WASHINGTON (CNNMoney.com) -- In the debate over how to prevent the next financial crisis, the first fight has already erupted -- and it's over a proposal to create a new agency to protect consumers.
On Tuesday, the Treasury Department sent to Congress a 150-page draft of a bill with new details about its plan for a regulator for mortgages, credit cards and other financial products. The Consumer Financial Protection Agency would be run by a presidentially-appointed, five-member board and wield subpoena power and wide-ranging investigative clout.
The proposal has the support of consumer groups and populist fervor at its back.
When it was proposed by President Obama earlier this month, Senate Banking Committee Chairman Chris Dodd, D-Conn., very publicly asked industry groups, such as the U.S. Chamber of Commerce, that were blasting the idea: "What planet are you living on?"
However, as a House panel last week started to look at the best ways to create such an agency, the questioning from lawmakers of both parties suggested that establishing the agency won't be an easy slam dunk for White House.
Top Republicans are criticizing the proposal as more bureaucracy, saying that regulators failed to enforce current rules. And a few Democrats voiced concerns about the kinds of powers the regulator should get.
"I think there's a high probability that this ends up going into law, but the fights will be over how it's being done, who's being covered and how wide the net should be cast," said Douglas Elliott, an economist and former investment banker at the Brookings Institution in Washington.

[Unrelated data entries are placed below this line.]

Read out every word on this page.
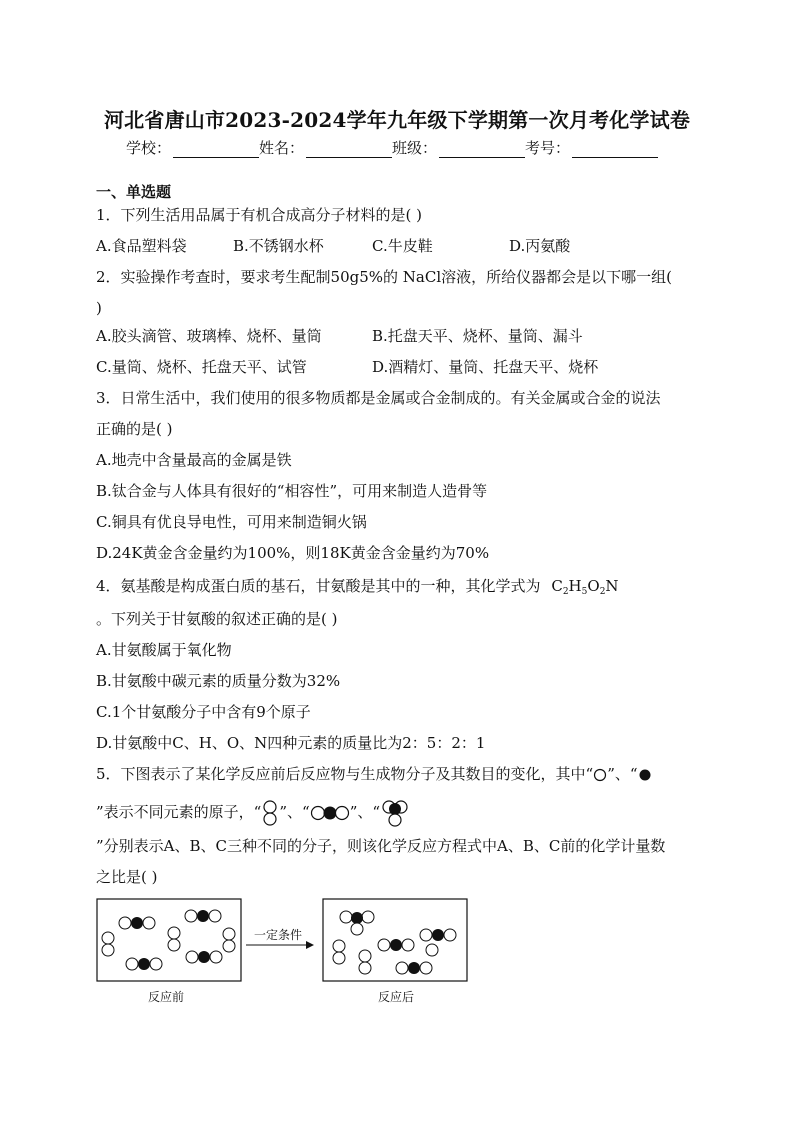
河北省唐山市2023-2024学年九年级下学期第一次月考化学试卷
学校：	姓名：	班级：	考号：
一、单选题
1．下列生活用品属于有机合成高分子材料的是( )
A.食品塑料袋	B.不锈钢水杯	C.牛皮鞋	D.丙氨酸
2．实验操作考查时，要求考生配制50g5%的 NaCl溶液，所给仪器都会是以下哪一组(
)
A.胶头滴管、玻璃棒、烧杯、量筒	B.托盘天平、烧杯、量筒、漏斗
C.量筒、烧杯、托盘天平、试管	D.酒精灯、量筒、托盘天平、烧杯
3．日常生活中，我们使用的很多物质都是金属或合金制成的。有关金属或合金的说法
正确的是( )
A.地壳中含量最高的金属是铁
B.钛合金与人体具有很好的“相容性”，可用来制造人造骨等
C.铜具有优良导电性，可用来制造铜火锅
D.24K黄金含金量约为100%，则18K黄金含金量约为70%
4．氨基酸是构成蛋白质的基石，甘氨酸是其中的一种，其化学式为 $C_2H_5O_2N$
。下列关于甘氨酸的叙述正确的是( )
A.甘氨酸属于氧化物
B.甘氨酸中碳元素的质量分数为32%
C.1个甘氨酸分子中含有9个原子
D.甘氨酸中C、H、O、N四种元素的质量比为2：5：2：1
5．下图表示了某化学反应前后反应物与生成物分子及其数目的变化，其中“ ”、“
”表示不同元素的原子，“ ”、“	”、“
”分别表示A、B、C三种不同的分子，则该化学反应方程式中A、B、C前的化学计量数
之比是( )
一定条件
反应前	反应后
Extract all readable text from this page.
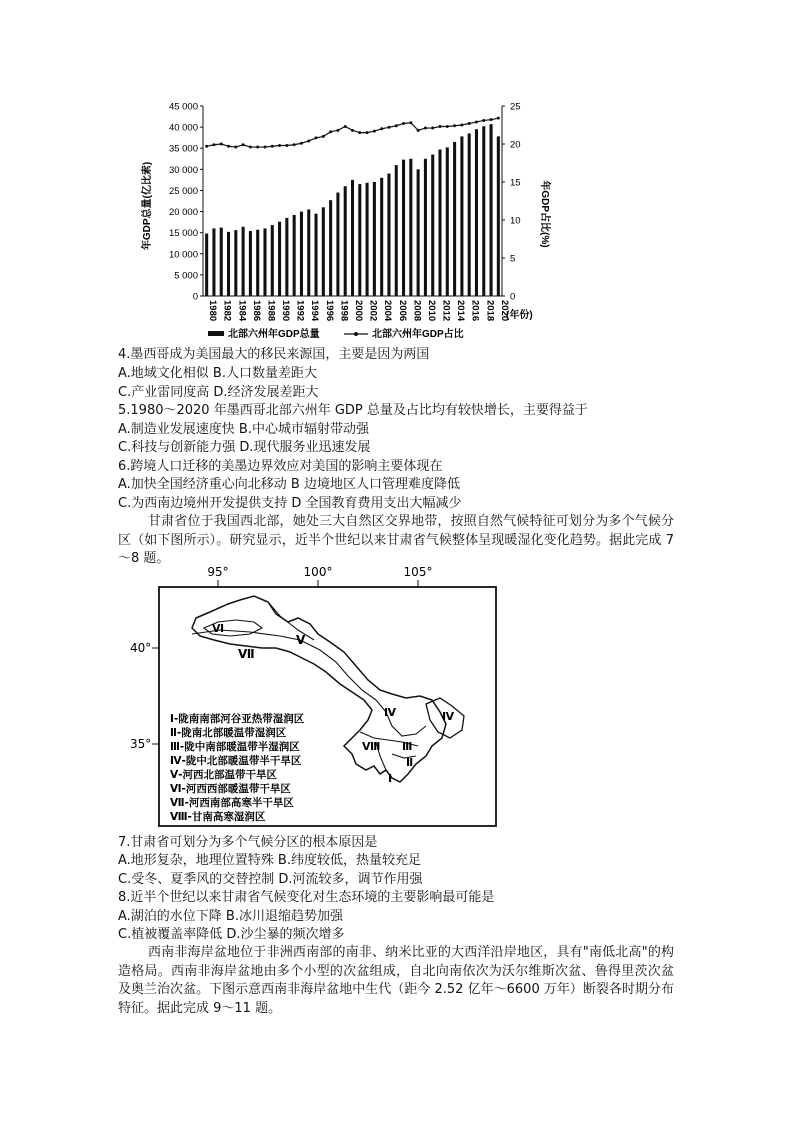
45 000
40 000
35 000
30 000
25 000
20 000
15 000
10 000
5 000
0
25
20
15
10
5
0
1980 1982 1984 1986 1988 1990 1992 1994 1996 1998 2000 2002 2004 2006 2008 2010 2012 2014 2016 2018 2020
年GDP总量(亿比索)	年GDP占比(%)
(年份)
北部六州年GDP总量	北部六州年GDP占比
4.墨西哥成为美国最大的移民来源国，主要是因为两国
A.地域文化相似 B.人口数量差距大
C.产业雷同度高 D.经济发展差距大
5.1980～2020 年墨西哥北部六州年 GDP 总量及占比均有较快增长，主要得益于
A.制造业发展速度快 B.中心城市辐射带动强
C.科技与创新能力强 D.现代服务业迅速发展
6.跨境人口迁移的美墨边界效应对美国的影响主要体现在
A.加快全国经济重心向北移动 B 边境地区人口管理难度降低
C.为西南边境州开发提供支持 D 全国教育费用支出大幅减少
甘肃省位于我国西北部，她处三大自然区交界地带，按照自然气候特征可划分为多个气候分区（如下图所示）。研究显示，近半个世纪以来甘肃省气候整体呈现暖湿化变化趋势。据此完成 7～8 题。
95°	100°	105°
40°
35°
Ⅵ
Ⅶ
Ⅴ
Ⅳ	Ⅳ
Ⅷ Ⅲ
Ⅱ
Ⅰ
Ⅰ-陇南南部河谷亚热带湿润区
Ⅱ-陇南北部暖温带湿润区
Ⅲ-陇中南部暖温带半湿润区
Ⅳ-陇中北部暖温带半干旱区
Ⅴ-河西北部温带干旱区
Ⅵ-河西西部暖温带干旱区
Ⅶ-河西南部高寒半干旱区
Ⅷ-甘南高寒湿润区
7.甘肃省可划分为多个气候分区的根本原因是
A.地形复杂，地理位置特殊 B.纬度较低，热量较充足
C.受冬、夏季风的交替控制 D.河流较多，调节作用强
8.近半个世纪以来甘肃省气候变化对生态环境的主要影响最可能是
A.湖泊的水位下降 B.冰川退缩趋势加强
C.植被覆盖率降低 D.沙尘暴的频次增多
西南非海岸盆地位于非洲西南部的南非、纳米比亚的大西洋沿岸地区，具有"南低北高"的构造格局。西南非海岸盆地由多个小型的次盆组成，自北向南依次为沃尔维斯次盆、鲁得里茨次盆及奥兰治次盆。下图示意西南非海岸盆地中生代（距今 2.52 亿年～6600 万年）断裂各时期分布特征。据此完成 9～11 题。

Obama had already announced that the new agency would be tasked with making it easier for consumers to understand mortgages, credit cards and other financial products.

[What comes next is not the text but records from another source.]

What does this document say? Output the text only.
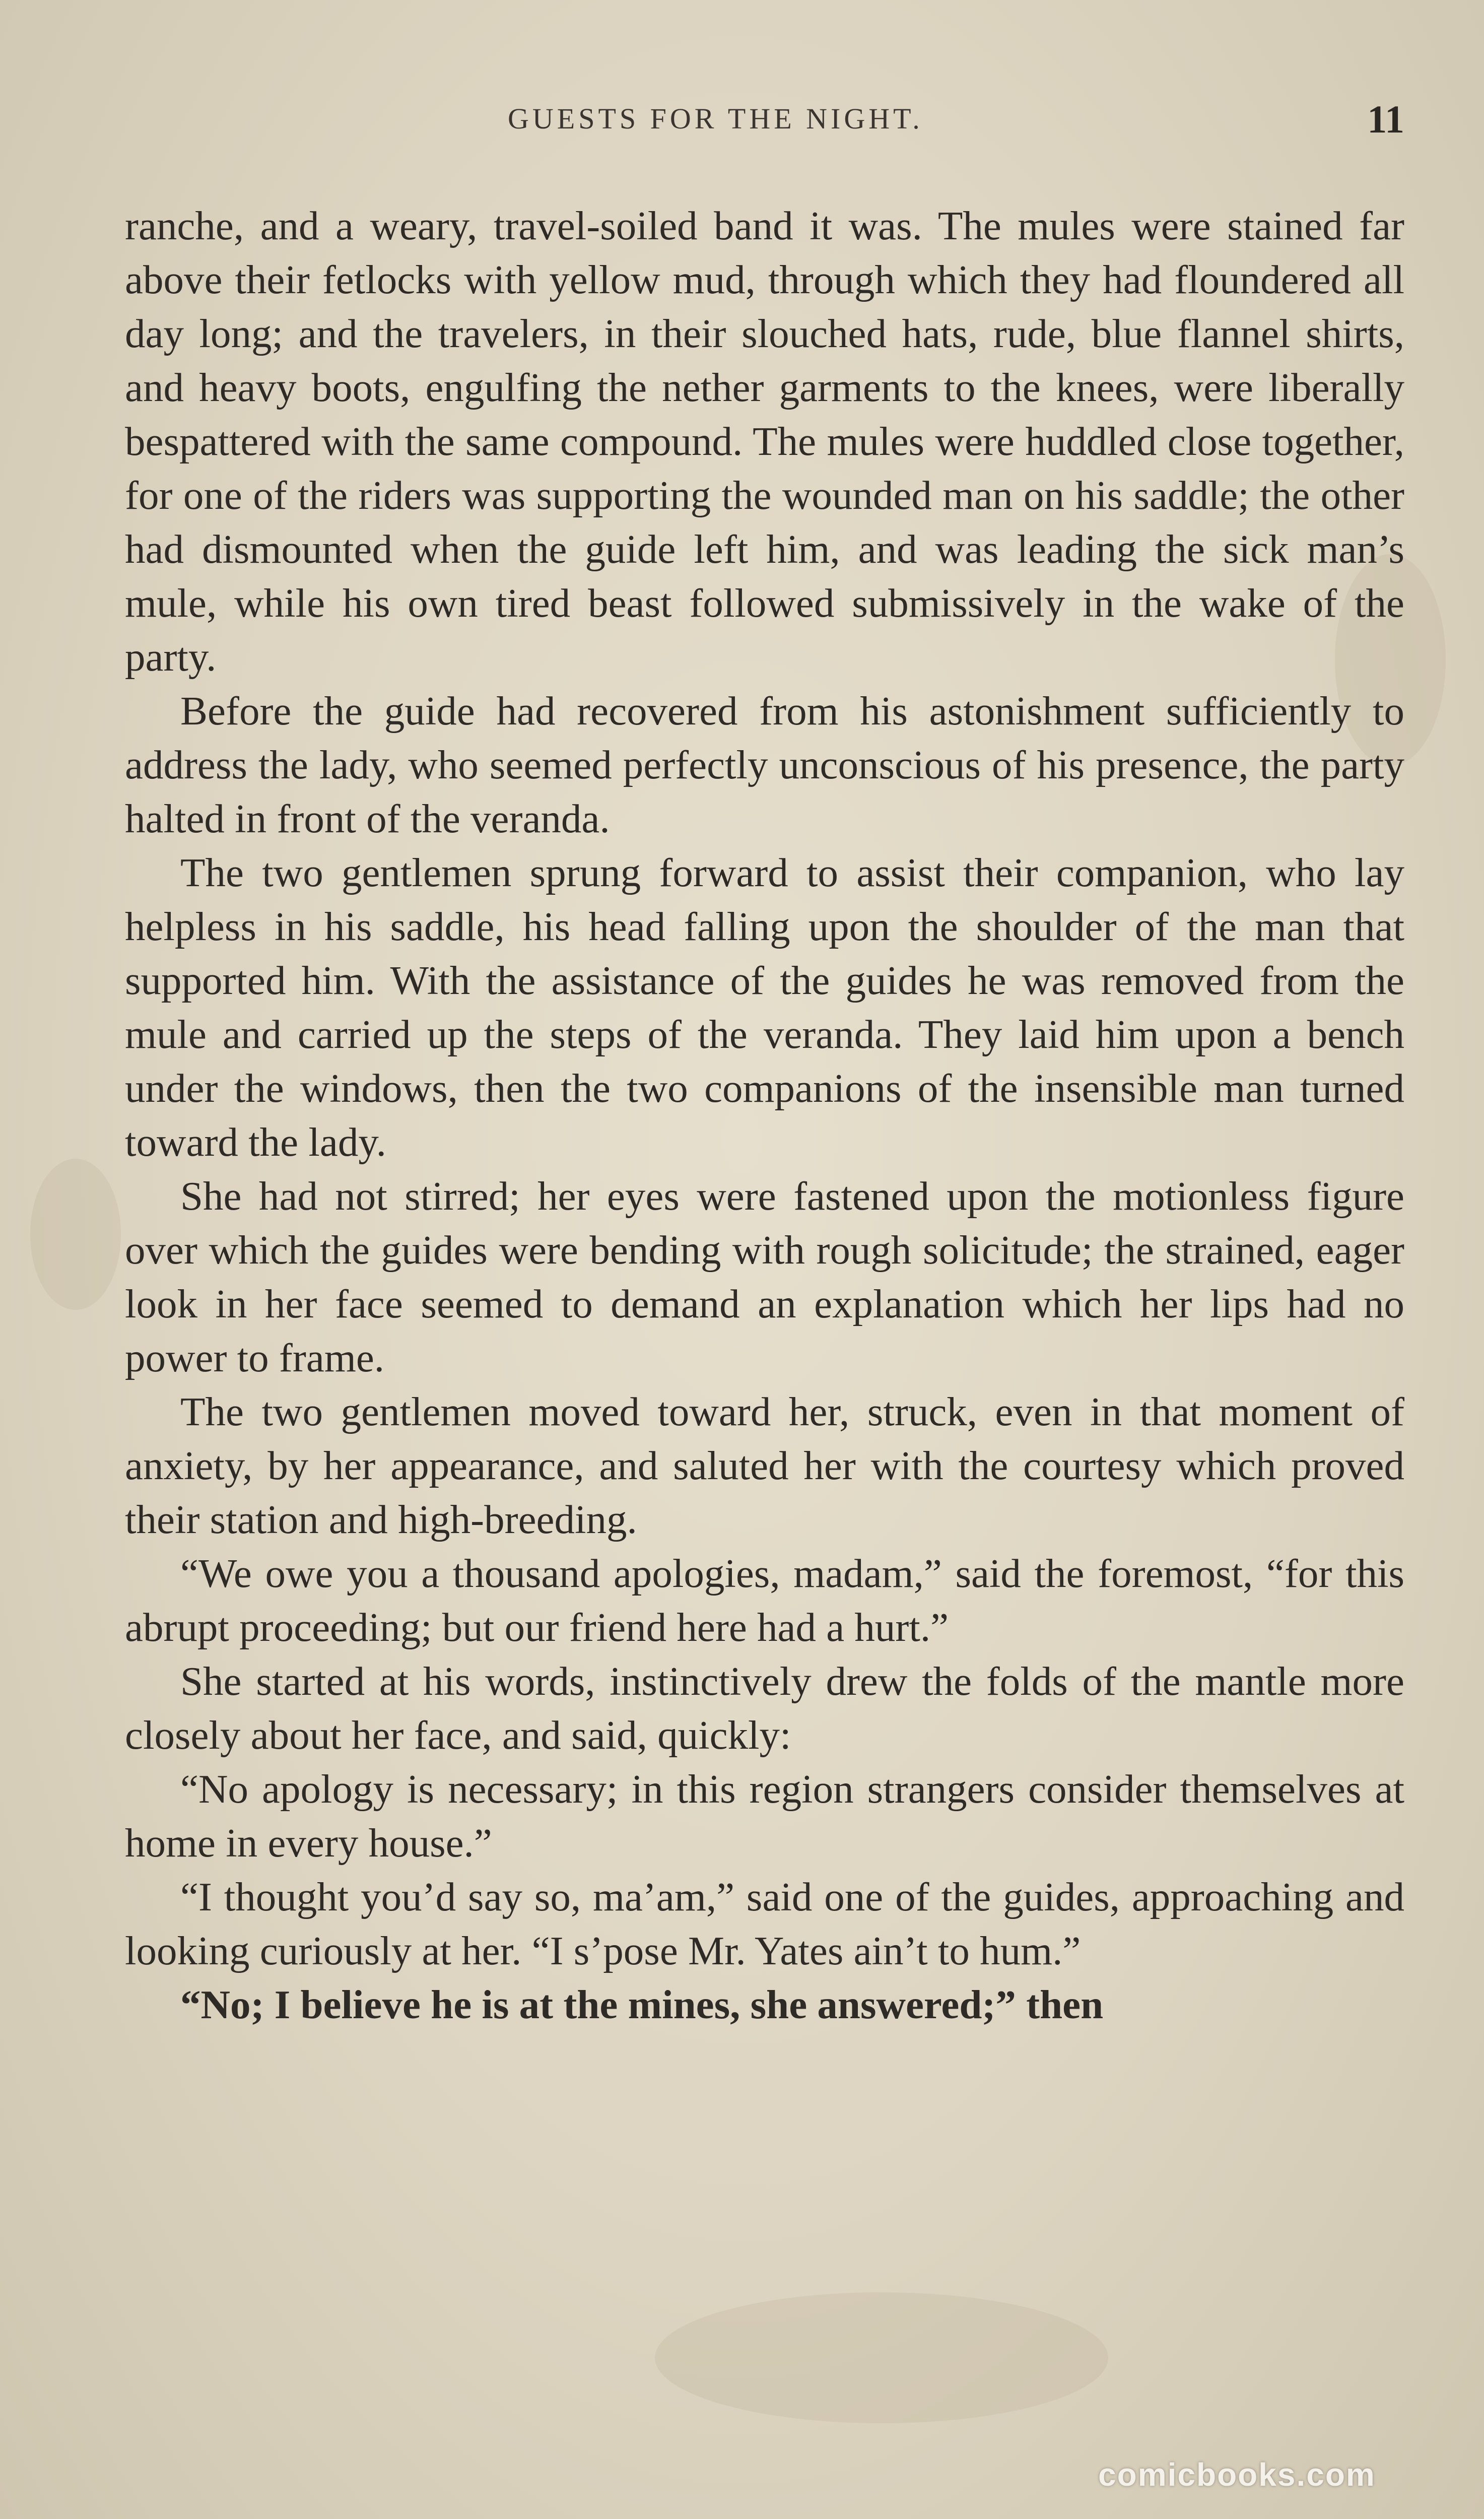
GUESTS FOR THE NIGHT.	11

ranche, and a weary, travel-soiled band it was. The mules were stained far above their fetlocks with yellow mud, through which they had floundered all day long; and the travelers, in their slouched hats, rude, blue flannel shirts, and heavy boots, engulfing the nether garments to the knees, were liberally bespattered with the same compound. The mules were huddled close together, for one of the riders was supporting the wounded man on his saddle; the other had dismounted when the guide left him, and was leading the sick man’s mule, while his own tired beast followed submissively in the wake of the party.

Before the guide had recovered from his astonishment sufficiently to address the lady, who seemed perfectly unconscious of his presence, the party halted in front of the veranda.

The two gentlemen sprung forward to assist their companion, who lay helpless in his saddle, his head falling upon the shoulder of the man that supported him. With the assistance of the guides he was removed from the mule and carried up the steps of the veranda. They laid him upon a bench under the windows, then the two companions of the insensible man turned toward the lady.

She had not stirred; her eyes were fastened upon the motionless figure over which the guides were bending with rough solicitude; the strained, eager look in her face seemed to demand an explanation which her lips had no power to frame.

The two gentlemen moved toward her, struck, even in that moment of anxiety, by her appearance, and saluted her with the courtesy which proved their station and high-breeding.

“We owe you a thousand apologies, madam,” said the foremost, “for this abrupt proceeding; but our friend here had a hurt.”

She started at his words, instinctively drew the folds of the mantle more closely about her face, and said, quickly:

“No apology is necessary; in this region strangers consider themselves at home in every house.”

“I thought you’d say so, ma’am,” said one of the guides, approaching and looking curiously at her. “I s’pose Mr. Yates ain’t to hum.”

“No; I believe he is at the mines, she answered;” then

comicbooks.com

One of its jobs would be to enforce a set of recently enacted credit card protections aimed at preventing banks and card-issuers from hiking fees and interest rates, according to the legislation released Tuesday.
The bill also proposes an even broader swath of industry players that could fall under the regulator's realm. These include title insurers, payday lenders and some smaller investment advisers not already registered with other regulators.
Also, the bill suggests that the agency would be paid for through fees levied on the companies it regulates as well as congressional appropriations. But that means industries would have to dig into their pockets.
One powerful lobbying group, the Financial Services Roundtable, which represents big banks, came out swinging.
The proposed regulator "would actually harm consumers by increasing the cost of financial products, and reducing the availability of credit and consumer choices," Steve Bartlett, the group's chief executive, said in a statement Tuesday.
For their part, Treasury officials sounded confident that opposition by banks will be a tough sell.
"That's a very hard argument for a bank to make: that the status quo was protective enough," Michael Barr, an assistant Treasury secretary, told reporters Tuesday. "I don't envy them that position to have to argue."
Yet lawmakers are likely to scrutinize the Obama proposal.
The House Financial Services Committee last week heard from a panel of experts, including Elizabeth Warren, a Harvard University Law professor considered the author of the idea for the new agency.
Republicans openly blasted the idea.
"What's troubling is that ... a panel of consumer experts couldn't even agree amongst themselves what financial products rose to the level of being anti-consumer," Rep. Jeb Hensarling, R-Texas, said in a statement Tuesday. "How then, do they propose to come to a consensus on what to regulate in the open market?"
However, there will be some differences of opinions among Democrats, as well.
House Financial Services Chairman Barney Frank, D-Mass., suggested that he agreed with consumer advocates who don't like the proposal's plan to give the the new regulator power to enforce the Community Reinvestment Act, which pushes banks to make loans to low-income households.
And Rep. Brad Sherman, D-Calif., warned last week that he was concerned that Congress would cede some of its consumer law-making power to the executive branch if it established the agency.
"Is the goal here to create a law enforcement executive branch agency, or to create a law making agency that would decide all the issues that I spent 13 years on this committee arguing about?" Sherman asked on Thursday.